PETER EÖTVÖS: “Kosmos” = Sonata per sei; Psalm 151: In Memoriam Frank Zappa; Kosmos – Grau Schumacher Piano Duo /Schlagquartett Köln/ Paulo Álvares, keyboard – Wergo WER6784-2 [Distr. by Harmonia mundi] (4/08/14) ***:
Hungarian composer and conductor Peter Eotvos is perhaps best known as the director of the Ensemble Intercontemporain, a position he held from 1979 to 1991. I have heard and admired a lot of his music before, in particular his violin concerto, Seven, dedicated to the memory of the seven astronauts who died in the 2003 Columbia space shuttle disaster (Naive records) Eötvös seems to have a fascination with space exploration as Kosmos was written in response to Yuri Gagarin’s famous space flight of March 1961. This is a piano duet basically; but one written boldly and in a scope like an orchestral reduction, were it an orchestral work. Eötvös’ writing reminds me often of older “modernists”, particularly countryman György Ligeti.
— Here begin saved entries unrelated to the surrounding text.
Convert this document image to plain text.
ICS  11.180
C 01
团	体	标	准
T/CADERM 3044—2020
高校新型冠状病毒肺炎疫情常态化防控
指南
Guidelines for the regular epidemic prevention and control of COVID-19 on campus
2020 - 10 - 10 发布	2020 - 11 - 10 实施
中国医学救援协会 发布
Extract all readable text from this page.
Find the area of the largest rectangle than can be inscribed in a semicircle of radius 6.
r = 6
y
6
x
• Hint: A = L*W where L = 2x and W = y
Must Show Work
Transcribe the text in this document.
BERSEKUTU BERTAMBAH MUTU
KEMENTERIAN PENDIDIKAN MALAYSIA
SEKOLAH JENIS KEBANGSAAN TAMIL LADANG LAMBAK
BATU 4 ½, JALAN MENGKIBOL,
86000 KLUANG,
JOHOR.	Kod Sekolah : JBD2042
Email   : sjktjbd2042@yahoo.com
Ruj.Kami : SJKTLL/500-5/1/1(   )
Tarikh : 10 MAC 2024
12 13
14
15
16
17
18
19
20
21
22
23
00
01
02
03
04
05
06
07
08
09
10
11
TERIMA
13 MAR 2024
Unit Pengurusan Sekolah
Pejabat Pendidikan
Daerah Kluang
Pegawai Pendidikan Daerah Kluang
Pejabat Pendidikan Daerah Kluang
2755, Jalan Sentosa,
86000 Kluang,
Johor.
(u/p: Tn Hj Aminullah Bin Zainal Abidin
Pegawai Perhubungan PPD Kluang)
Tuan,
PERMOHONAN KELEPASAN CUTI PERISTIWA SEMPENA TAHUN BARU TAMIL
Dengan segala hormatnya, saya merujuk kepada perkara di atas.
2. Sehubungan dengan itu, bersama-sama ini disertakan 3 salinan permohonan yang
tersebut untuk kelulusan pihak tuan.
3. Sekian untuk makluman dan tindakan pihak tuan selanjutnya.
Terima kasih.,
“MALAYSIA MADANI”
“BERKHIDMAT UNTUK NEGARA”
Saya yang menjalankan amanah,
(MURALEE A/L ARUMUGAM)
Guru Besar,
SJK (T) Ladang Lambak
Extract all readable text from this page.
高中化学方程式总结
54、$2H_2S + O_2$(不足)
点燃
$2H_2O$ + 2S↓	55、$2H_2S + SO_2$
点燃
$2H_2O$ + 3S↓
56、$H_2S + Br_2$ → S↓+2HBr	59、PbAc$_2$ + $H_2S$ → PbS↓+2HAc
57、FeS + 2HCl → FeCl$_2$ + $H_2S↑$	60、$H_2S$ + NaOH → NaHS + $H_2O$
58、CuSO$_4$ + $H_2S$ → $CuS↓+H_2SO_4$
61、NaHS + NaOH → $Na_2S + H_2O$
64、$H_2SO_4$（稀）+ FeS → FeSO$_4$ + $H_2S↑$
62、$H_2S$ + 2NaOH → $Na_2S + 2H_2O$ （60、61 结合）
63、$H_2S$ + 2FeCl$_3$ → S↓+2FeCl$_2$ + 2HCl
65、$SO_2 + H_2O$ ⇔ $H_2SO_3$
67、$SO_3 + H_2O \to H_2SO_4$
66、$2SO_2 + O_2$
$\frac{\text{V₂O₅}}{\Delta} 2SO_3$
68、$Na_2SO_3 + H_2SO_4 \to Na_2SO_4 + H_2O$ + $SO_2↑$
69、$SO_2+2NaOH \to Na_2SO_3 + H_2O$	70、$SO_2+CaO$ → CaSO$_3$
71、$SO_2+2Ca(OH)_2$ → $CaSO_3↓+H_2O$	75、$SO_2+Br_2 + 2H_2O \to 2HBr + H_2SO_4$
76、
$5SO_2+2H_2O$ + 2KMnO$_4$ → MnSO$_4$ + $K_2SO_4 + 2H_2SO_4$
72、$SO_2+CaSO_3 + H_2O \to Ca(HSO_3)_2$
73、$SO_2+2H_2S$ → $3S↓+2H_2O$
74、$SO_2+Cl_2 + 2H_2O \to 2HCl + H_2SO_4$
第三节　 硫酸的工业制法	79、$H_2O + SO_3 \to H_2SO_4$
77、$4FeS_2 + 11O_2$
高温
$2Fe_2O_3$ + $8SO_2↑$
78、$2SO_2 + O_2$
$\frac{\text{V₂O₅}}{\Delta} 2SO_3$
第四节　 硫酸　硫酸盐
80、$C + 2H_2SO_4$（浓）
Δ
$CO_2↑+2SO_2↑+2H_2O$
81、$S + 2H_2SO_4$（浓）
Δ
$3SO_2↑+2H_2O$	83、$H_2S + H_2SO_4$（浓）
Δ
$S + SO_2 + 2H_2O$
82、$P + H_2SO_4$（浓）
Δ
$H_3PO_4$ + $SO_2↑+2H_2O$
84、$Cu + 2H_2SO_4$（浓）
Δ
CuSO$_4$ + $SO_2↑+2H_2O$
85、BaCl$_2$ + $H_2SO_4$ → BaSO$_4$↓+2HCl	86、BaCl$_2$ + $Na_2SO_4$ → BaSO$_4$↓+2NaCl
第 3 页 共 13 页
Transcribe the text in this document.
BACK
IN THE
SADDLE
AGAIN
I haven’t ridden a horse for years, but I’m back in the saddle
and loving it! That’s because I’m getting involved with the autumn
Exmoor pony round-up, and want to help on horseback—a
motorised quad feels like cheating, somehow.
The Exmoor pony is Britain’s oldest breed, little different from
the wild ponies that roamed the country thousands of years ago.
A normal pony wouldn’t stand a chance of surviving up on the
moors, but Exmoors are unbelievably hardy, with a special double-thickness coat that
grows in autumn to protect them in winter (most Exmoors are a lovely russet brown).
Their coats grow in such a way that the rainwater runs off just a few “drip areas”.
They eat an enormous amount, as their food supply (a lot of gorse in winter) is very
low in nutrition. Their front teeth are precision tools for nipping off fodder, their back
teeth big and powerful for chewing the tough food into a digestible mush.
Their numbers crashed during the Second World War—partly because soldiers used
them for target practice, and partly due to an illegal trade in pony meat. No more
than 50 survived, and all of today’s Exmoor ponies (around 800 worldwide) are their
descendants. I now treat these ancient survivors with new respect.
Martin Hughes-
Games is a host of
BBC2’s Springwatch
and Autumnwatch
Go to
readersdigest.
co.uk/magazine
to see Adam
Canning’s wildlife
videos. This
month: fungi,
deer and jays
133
Just listening to the work does not conjure up anything suggestive of “outer space” or the like, but it is a very interesting work.
Sonata per sei is apparently a reworking of material originally developed in the composer’s 2006 Piano Concerto written to celebrate the 125th anniversary of Bartok’s birth. The structure of the work, utilizing two pianos and percussion is also suggestive of Bartok’s masterwork, the Sonata for Two Pianos and Percussion. Eötvös has often used the music of Bartok (and Ligeti) as points of inspiration from his homeland. Of the works represented here, this is the one that would – in fact – remind people of Bartok in any guise. This is a good work and pretty impressive. This particular combination I’ve always enjoyed with the Bartok and George Crumb’s Music for a Summer Evening being the benchmarks; but Eötvös’s piece fits the short list too!
The Psalm 151 is really a strange but strangely effective work for multiple percussion, four players. When Frank Zappa died in 1993 at only 42, Eötvös is said to have responded with grief and anger. He said, ”One really cannot praise God, but must protest.” Since none of the 150 psalms in the Bible deals with protest, Eötvös composed his Psalm 151. One wonders why he picked the title and context of the psalms, as – indeed – the purpose or theme of the Psalms was not protest but, clearly, the music has a frustration to it. In point of fact, it has an unsettling quality to it that seems intriguing and the fact that Peter Eötvös had this kind of reaction to Zappa’s passing illustrates his very cosmopolitan nature. Clearly Eötvös is not some “modern academic” but a man who appreciates many different art forms.
The more I hear of Peter Eötvös’s music, the more I like it. I can’t really declare it an “easy” listen for the casual listener but, in the realm of contemporary music, he is an important artist and talented composer. I think this disc would be a pretty good introduction to his music (this and the above mentioned Seven.)